Here, much more than in the living room, I felt Robert Oliver's presence, imagined his big hand shoving bills and receipts and unread articles into the desk sections. There were a couple of plastic bins on the floor, neatly labeled to receive various kinds of files, as if Kate had been sorting. There was no file cabinet in sight--nothing else would have fit in the room--although perhaps Kate had one tucked away somewhere else. "I hate this job," she said, again without further explanation. The bookshelves contained a dictionary, a movie guide, crime novels -- some of them in French--and many works on art. Picasso and His World, Corot, Boudin, Manet, Mondrian, the Postimpressionists, Rembrandt's portraits, and a surprising number of works on Monet, Pissarro, Seurat, Degas, Sisley--nineteenth-century-France dominated. "Did Robert like the Impressionists best?" I asked.

"I guess." She shrugged. "He liked everything best at one time or another. I couldn't keep up with all his enthusiasms." Her voice held a nasty note, and I turned to the desk. "You're welcome to look through it, as long as you keep things in order. Order--" She rolled her eyes, an afterthought. "Anyway, just keep things together because I'm trying to get all the financial information straight, in case I'm ever audited."

"This is very kind of you." I wanted to be certain I had her permission; I pressed down my distinct thought that looking through a living patient's papers without his own consent was a serious step, even if his ex-wife was encouraging me, bitterly, to do it. Especially if she was encouraging me. But Robert had told me I could talk with anyone I wanted to. "Do you expect there's anything here that would help me?"

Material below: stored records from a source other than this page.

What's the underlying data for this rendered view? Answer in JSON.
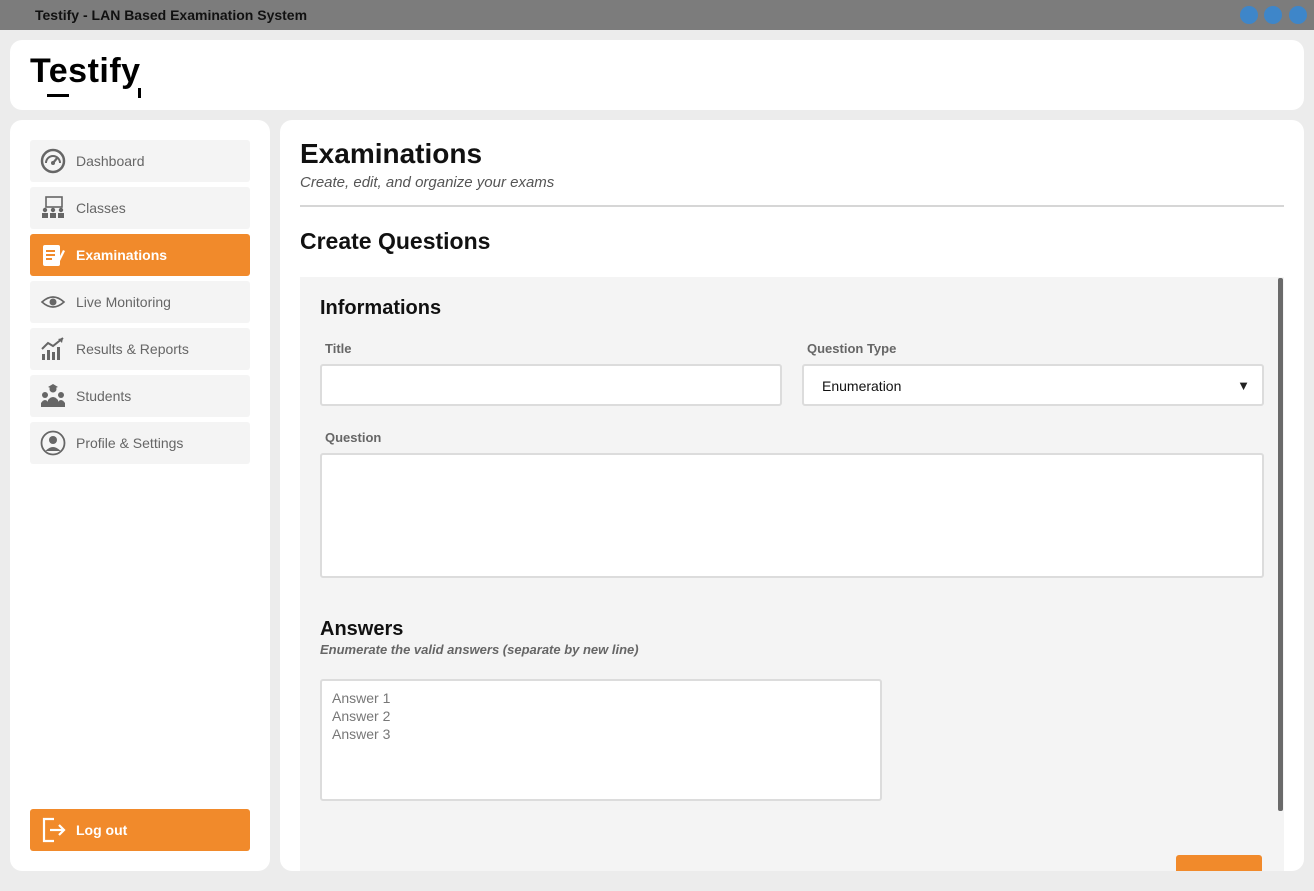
{
  "window": {
    "title": "Testify - LAN Based Examination System",
    "controls": [
      "minimize-button",
      "maximize-button",
      "close-button"
    ],
    "control_color": "#3e86c9"
  },
  "header": {
    "logo_text": "Testify"
  },
  "sidebar": {
    "items": [
      {
        "label": "Dashboard",
        "icon": "gauge-icon",
        "active": false
      },
      {
        "label": "Classes",
        "icon": "classroom-icon",
        "active": false
      },
      {
        "label": "Examinations",
        "icon": "exam-notepad-icon",
        "active": true
      },
      {
        "label": "Live Monitoring",
        "icon": "eye-icon",
        "active": false
      },
      {
        "label": "Results & Reports",
        "icon": "trend-chart-icon",
        "active": false
      },
      {
        "label": "Students",
        "icon": "students-group-icon",
        "active": false
      },
      {
        "label": "Profile & Settings",
        "icon": "user-circle-icon",
        "active": false
      }
    ],
    "logout_label": "Log out",
    "logout_icon": "logout-icon"
  },
  "main": {
    "title": "Examinations",
    "subtitle": "Create, edit, and organize your exams",
    "section_title": "Create Questions",
    "form": {
      "info_title": "Informations",
      "title_label": "Title",
      "title_value": "",
      "question_type_label": "Question Type",
      "question_type_value": "Enumeration",
      "question_label": "Question",
      "question_value": "",
      "answers_title": "Answers",
      "answers_subtitle": "Enumerate the valid answers (separate by new line)",
      "answers_placeholder": [
        "Answer 1",
        "Answer 2",
        "Answer 3"
      ]
    }
  },
  "colors": {
    "accent": "#f18a2b",
    "titlebar": "#7c7c7c",
    "panel": "#f4f4f4"
  }
}
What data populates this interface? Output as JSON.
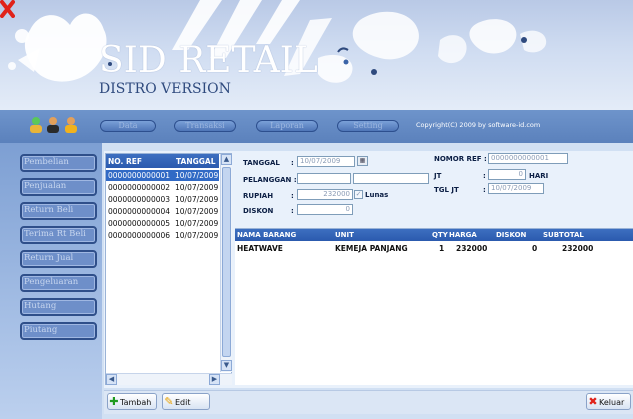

"I doubt it," she said. "Maybe that's why I'm feeling so generous. Robert didn't really have personal papers--he didn't write about his emotions or keep a journal or anything like that. I like to write myself, but he said he couldn't really understand the world through words--he had to look at it and get the colors down, paint it. I haven't found much of anything here except his colossal disorganization."

She laughed, or snorted, as if she liked her own description: colossal. "I guess it's not quite true that he didn't write things down--he made all these little notes to himself, and lists, and lost them in the mess." She pulled a scrap out of an open box. " 'Rope for scenery,' she read aloud. 'Back gate lock, buy alizarin and board, check to Tony, Thursday.' He was always forgetting everything anyway. Or how about this one: 'Think about turning forty.' Can you believe that? Having to remind yourself to think about something so basic? When I see all this junk, I'm glad not to have to deal with the rest of it--I mean, not to deal with him anymore. But help yourself." She smiled up at me. "I'm going to make us some lunch so we can eat in peace before I go get the children. There's tomorrow, too, of course." She left the room without waiting for my response.